Inhibition of nuclear translocation of apoptosis-inducing factor is an essential mechanism of the neuroprotective activity of pigment epithelium-derived factor in a rat model of retinal degeneration.

Research paper by Yusuke Y Murakami, Yasuhiro Y Ikeda, Yoshikazu Y Yonemitsu, Mitsuho M Onimaru, Kazunori K Nakagawa, Ri-ichiro R Kohno, Masanori M Miyazaki, Toshio T Hisatomi, Makoto M Nakamura, Takeshi T Yabe, Mamoru M Hasegawa, Tatsuro T Ishibashi, Katsuo K Sueishi

Indexed on: 11 Oct '08Published on: 11 Oct '08Published in: The American Journal of Pathology


Photoreceptor apoptosis is a critical process of retinal degeneration in retinitis pigmentosa (RP), a group of retinal degenerative diseases that result from rod and cone photoreceptor cell death and represent a major cause of adult blindness.

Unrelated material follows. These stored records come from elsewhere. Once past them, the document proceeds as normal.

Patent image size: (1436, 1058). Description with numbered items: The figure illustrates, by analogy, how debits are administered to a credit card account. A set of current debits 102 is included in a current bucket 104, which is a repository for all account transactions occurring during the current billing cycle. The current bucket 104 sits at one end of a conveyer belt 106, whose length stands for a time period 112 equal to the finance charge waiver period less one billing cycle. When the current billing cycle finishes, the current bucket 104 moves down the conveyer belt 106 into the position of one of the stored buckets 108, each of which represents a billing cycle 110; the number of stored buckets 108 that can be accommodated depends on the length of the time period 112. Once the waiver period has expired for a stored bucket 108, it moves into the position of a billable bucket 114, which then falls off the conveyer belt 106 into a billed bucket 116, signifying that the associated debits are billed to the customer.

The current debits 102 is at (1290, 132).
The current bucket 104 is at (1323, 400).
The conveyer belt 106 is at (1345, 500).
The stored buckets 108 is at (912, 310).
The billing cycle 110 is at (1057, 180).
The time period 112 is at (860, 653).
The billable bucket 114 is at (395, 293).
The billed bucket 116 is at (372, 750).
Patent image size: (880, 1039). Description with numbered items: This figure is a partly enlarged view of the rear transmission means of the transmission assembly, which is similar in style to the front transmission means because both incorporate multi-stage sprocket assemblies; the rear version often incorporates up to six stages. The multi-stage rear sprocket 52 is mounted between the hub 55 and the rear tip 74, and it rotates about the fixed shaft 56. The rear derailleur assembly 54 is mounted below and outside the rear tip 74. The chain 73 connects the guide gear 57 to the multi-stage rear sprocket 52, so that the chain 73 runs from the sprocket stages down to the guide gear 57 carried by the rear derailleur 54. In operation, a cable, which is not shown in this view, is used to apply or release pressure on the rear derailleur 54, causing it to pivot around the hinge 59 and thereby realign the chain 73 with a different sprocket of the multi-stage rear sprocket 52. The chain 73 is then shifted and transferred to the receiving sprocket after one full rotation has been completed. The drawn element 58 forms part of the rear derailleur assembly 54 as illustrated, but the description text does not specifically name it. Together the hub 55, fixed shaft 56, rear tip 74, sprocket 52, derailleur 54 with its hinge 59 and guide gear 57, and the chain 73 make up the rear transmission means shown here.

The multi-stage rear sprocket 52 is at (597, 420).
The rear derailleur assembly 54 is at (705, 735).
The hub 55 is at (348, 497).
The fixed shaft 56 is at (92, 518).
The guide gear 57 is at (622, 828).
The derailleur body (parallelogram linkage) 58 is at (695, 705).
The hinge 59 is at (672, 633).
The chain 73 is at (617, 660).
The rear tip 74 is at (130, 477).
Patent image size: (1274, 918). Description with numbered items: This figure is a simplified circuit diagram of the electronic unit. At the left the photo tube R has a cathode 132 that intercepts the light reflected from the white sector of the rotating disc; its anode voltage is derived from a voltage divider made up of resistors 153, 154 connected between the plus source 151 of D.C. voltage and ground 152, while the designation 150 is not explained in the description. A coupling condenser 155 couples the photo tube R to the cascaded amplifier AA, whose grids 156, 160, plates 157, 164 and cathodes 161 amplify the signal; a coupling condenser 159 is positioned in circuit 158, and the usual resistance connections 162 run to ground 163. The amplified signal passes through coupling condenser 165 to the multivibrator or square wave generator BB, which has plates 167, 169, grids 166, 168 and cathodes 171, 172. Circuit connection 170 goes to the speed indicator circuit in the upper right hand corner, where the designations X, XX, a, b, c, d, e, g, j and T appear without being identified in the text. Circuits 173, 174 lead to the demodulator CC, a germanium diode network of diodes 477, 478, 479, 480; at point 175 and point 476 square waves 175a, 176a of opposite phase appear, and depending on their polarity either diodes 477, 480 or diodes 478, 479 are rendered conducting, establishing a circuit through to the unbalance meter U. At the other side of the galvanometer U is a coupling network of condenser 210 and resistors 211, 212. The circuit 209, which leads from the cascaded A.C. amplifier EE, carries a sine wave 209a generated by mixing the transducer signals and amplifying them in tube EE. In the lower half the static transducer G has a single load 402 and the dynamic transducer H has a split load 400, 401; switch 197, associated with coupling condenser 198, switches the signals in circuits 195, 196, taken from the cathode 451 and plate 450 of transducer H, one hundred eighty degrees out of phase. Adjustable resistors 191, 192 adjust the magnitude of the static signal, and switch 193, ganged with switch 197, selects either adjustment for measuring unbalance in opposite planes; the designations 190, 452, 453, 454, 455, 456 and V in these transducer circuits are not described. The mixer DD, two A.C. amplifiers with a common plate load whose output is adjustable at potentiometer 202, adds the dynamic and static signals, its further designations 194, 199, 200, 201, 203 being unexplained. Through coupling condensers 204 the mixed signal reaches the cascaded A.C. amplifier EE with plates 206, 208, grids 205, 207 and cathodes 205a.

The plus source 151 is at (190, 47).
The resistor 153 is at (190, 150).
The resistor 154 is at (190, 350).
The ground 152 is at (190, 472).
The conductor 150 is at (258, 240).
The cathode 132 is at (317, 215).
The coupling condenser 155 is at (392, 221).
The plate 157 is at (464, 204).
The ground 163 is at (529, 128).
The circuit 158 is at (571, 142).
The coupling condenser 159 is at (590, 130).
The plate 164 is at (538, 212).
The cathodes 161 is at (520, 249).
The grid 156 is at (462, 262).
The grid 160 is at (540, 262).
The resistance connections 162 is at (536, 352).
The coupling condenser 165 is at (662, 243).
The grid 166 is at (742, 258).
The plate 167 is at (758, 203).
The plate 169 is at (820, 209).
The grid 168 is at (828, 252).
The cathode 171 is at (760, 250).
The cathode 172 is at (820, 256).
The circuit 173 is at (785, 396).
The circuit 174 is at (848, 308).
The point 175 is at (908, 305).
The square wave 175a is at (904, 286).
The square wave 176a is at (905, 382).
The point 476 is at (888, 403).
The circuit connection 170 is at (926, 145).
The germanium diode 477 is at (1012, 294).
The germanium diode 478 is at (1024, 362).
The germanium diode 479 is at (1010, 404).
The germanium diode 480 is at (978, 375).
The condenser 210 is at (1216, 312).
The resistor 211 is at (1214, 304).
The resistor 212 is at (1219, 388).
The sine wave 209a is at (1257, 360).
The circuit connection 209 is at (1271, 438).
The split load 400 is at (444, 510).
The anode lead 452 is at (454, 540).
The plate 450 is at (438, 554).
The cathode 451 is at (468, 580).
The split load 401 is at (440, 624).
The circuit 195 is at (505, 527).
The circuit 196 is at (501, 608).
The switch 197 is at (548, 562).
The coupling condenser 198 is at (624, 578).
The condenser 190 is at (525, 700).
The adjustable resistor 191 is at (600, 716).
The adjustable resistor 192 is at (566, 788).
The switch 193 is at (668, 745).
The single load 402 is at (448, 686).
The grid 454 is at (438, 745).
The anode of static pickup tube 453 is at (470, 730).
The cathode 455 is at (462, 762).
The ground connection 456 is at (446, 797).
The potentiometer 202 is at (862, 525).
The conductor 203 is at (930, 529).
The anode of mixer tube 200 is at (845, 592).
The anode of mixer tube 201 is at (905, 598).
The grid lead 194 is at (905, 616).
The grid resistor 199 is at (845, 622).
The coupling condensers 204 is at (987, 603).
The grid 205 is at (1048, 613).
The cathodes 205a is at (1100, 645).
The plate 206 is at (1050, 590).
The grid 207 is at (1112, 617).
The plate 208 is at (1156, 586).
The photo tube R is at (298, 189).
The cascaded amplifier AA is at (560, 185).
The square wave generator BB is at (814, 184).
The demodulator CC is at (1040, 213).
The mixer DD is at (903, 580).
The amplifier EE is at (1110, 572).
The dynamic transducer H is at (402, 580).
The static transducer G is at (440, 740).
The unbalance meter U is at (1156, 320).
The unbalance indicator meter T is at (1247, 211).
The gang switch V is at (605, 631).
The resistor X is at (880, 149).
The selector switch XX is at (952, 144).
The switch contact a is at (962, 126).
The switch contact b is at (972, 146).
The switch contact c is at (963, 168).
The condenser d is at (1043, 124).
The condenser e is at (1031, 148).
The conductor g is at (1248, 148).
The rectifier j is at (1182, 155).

We previously demonstrated the efficient prevention of photoreceptor apoptosis by intraocular gene transfer of pigment epithelium-derived factor (PEDF) in animal models of RP; however, the underlying mechanism of the neuroprotective activity of PEDF remains elusive. In this study, we show that an apoptosis-inducing factor (AIF)-related pathway is an essential target of PEDF-mediated neuroprotection. PEDF rescued serum starvation-induced apoptosis, which is mediated by AIF but not by caspases, of R28 cells derived from the rat retina by preventing translocation of AIF into the nucleus. Nuclear translocation of AIF was also observed in the apoptotic photoreceptors of Royal College of Surgeons rats, a well-known animal model of RP that carries a mutation of the Mertk gene. Lentivirus-mediated retinal gene transfer of PEDF prevented the nuclear translocation of AIF in vivo, resulting in the inhibition of the apoptotic loss of their photoreceptors in association with up-regulated Bcl-2 expression, which mediates the mitochondrial release of AIF. These findings clearly demonstrate that AIF is an essential executioner of photoreceptor apoptosis in inherited retinal degeneration and provide a therapeutic rationale for PEDF-mediated neuroprotective gene therapy for individuals with RP.